Isabelita y Juan se refugiaron en una
Barcelona industrial acogedora de gentes como ellos, llegados en busca de
mejores horizontes y primero en Sarriá y luego en Santa Coloma, hicieron hogar
y futuro sin dejar de pensar en esta tierra suya siempre añorada. Todos los
veranos y celebraciones atravesaban "Renfe a través" todo el país
para reencontrarse con los suyos hasta que a finales de los ochenta, llegada la
jubilación de Juan, acarrearon con todos sus bártulos para instalarse
definitivamente en “su” Jaén. Y ahí empezó una nueva etapa en nuestra historia
en común. Una relación íntima, intensa e inmensa que sufrió un golpe con la
marcha de Juan hace unos años (2.002) y que intensificó aun más la unión con
Isabelita. Se fueron también sus amigas de Santa Coloma con las que mantuvo la
amistad por encima de la distancia a base de teléfono y de aquellas cartas que
transportaban entonces sentimientos en lugar de facturas. Se fue perdiendo su
universo conocido pero se abrió un inconmensurable espacio sideral en el que
ella vivía rodeada de esa magia en la que los recuerdos son tan vivos que
parecen regresar a tu lado. Sus padres, su marido, sus niños, iban y venían del
más allá al más acá en un intercambio fluido de cariño y amor y le empujaban a
mantenerse a flote en un mar en el que a ella le asustaba mucho sentirse
naufragar. Isabelita cayó un día por la escalera quizá en busca de alguien que
pareció llamarla. Su cadera primero y todo su cuerpo después no resistieron el
envite y su alegría se fue apagando como la llama que ya no tiene cera en la
que prender. Isabelita se fue finalmente a ese escenario para el que llevaba
algún tiempo atesorando la "entrada". Y nos dejó con la congoja puesta,
con el espíritu retorcido, con la constancia de que el verso de Manrique es tan
real como la vida, o quizá como la muerte misma.

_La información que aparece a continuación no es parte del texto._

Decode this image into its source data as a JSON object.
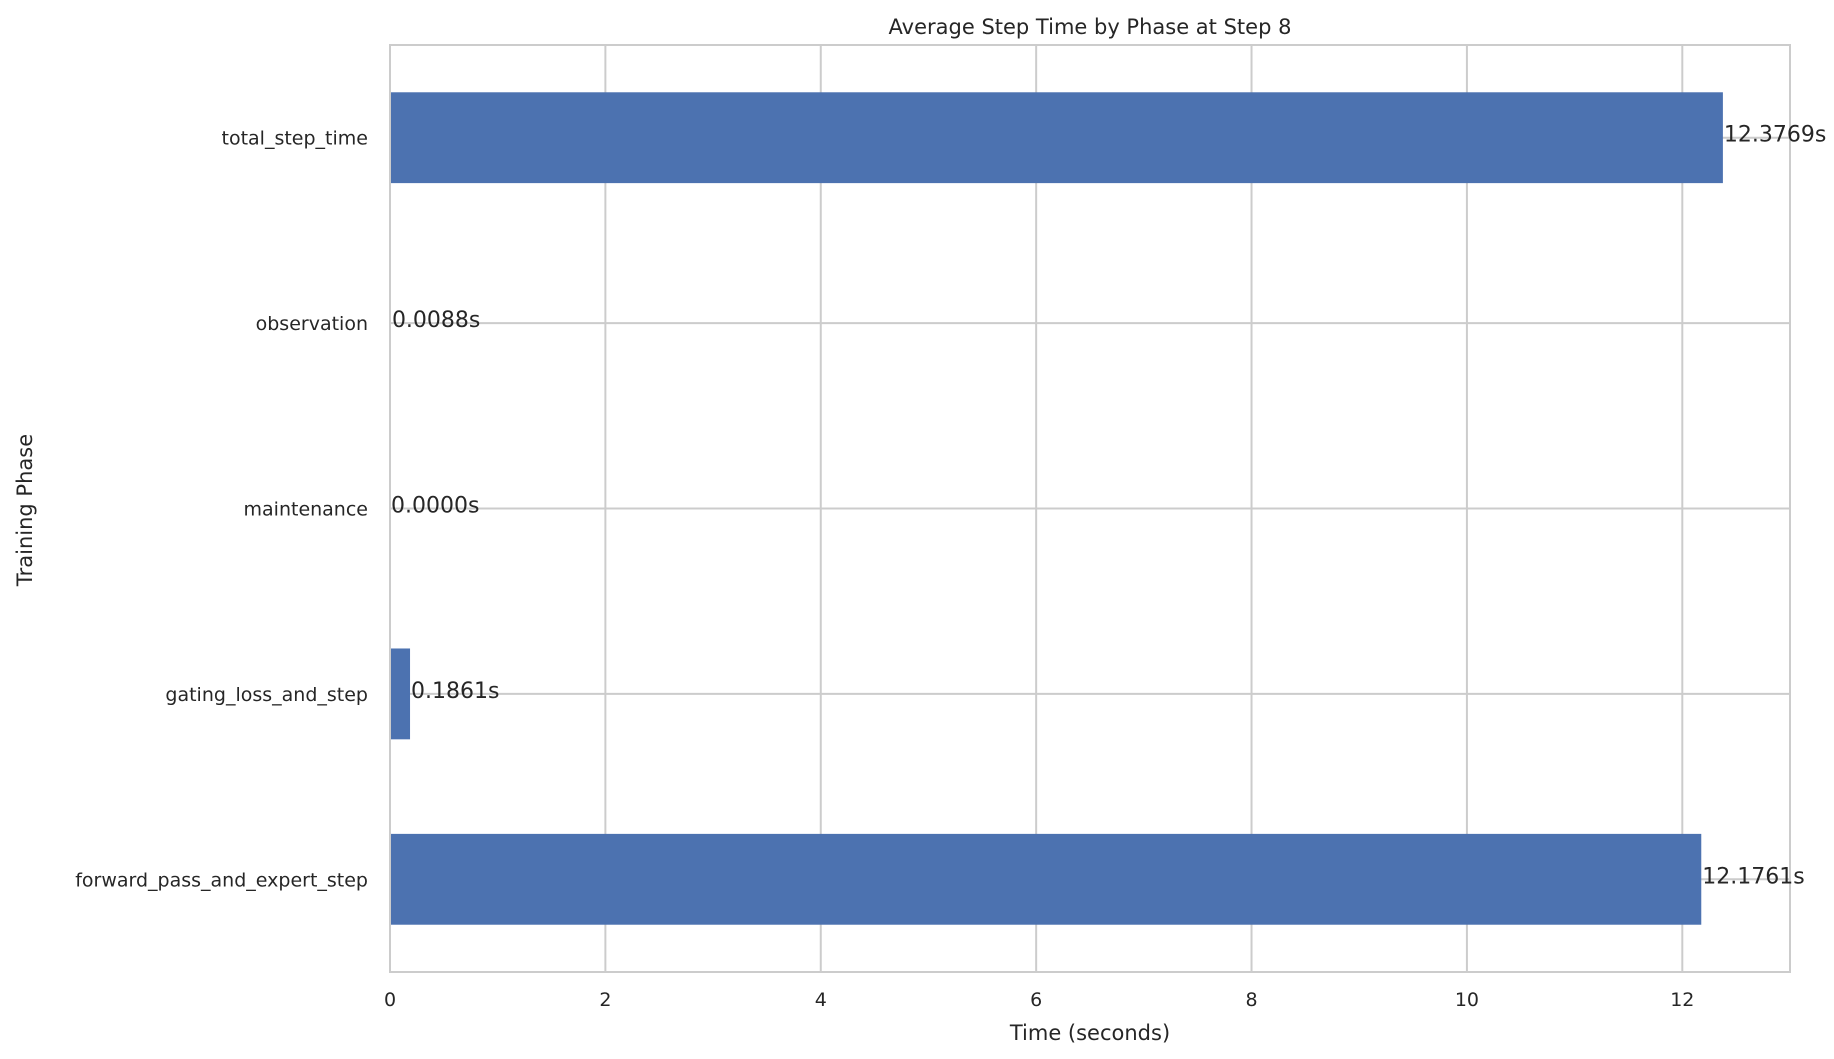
{
  "chart_data": {
    "type": "bar",
    "orientation": "horizontal",
    "title": "Average Step Time by Phase at Step 8",
    "xlabel": "Time (seconds)",
    "ylabel": "Training Phase",
    "categories": [
      "forward_pass_and_expert_step",
      "gating_loss_and_step",
      "maintenance",
      "observation",
      "total_step_time"
    ],
    "values": [
      12.1761,
      0.1861,
      0.0,
      0.0088,
      12.3769
    ],
    "data_labels": [
      "12.1761s",
      "0.1861s",
      "0.0000s",
      "0.0088s",
      "12.3769s"
    ],
    "xlim": [
      0,
      13
    ],
    "xticks": [
      0,
      2,
      4,
      6,
      8,
      10,
      12
    ],
    "grid": true,
    "bar_color": "#4c72b0",
    "grid_color": "#cccccc",
    "spine_color": "#cccccc"
  }
}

Claro que quizá, ese cuerpo tranquilo entre
tules blancos no era Isabelita, solo su pálido reflejo. Ella era algo distinto.
Sus ojos no se han podido apagar de ese modo. Brillan aun. Lo sé. Y su sonrisa
franca sigue flotando también sobre el oxígeno que respiramos. Noto todavía el
tacto de su piel cansada sobre mis manos y me parece que podría acariciar su
pelo coquetamente virado en chocolate. Apenas quedaba espacio en su calendario
para el noventa cumpleaños. Apenas un suspiro más y hubiéramos celebrado una
vuelta más de las manecillas de su vida. Pero el mecanismo decidió fallar.
Isabelita acaricia ahora las caritas
trémulas de sus mellizos, que la han acompañado, junto con Juan, en su último
sendero. Y nota la mejilla de su compañero junto a la suya. Isabelita sonríe y
trata de enjugar nuestras lágrimas. Isabelita se diría feliz. Quizá nosotros
deberíamos serlo también recordándola.
Apaciguaremos el dolor, superaremos el
bache, miraremos hacia arriba y hacia adelante mientras Isabelita, cuyo único
premio fue, aparte del calor y el amor de los suyos, un disco dedicado en Radio
Barcelona. Una canción de las que hacían llorar en tierra extraña y que ella,
ahora, tararea libre, superando tiempos y distancias.
Adiós, Isabelita. No apagues nunca tu
sonrisa.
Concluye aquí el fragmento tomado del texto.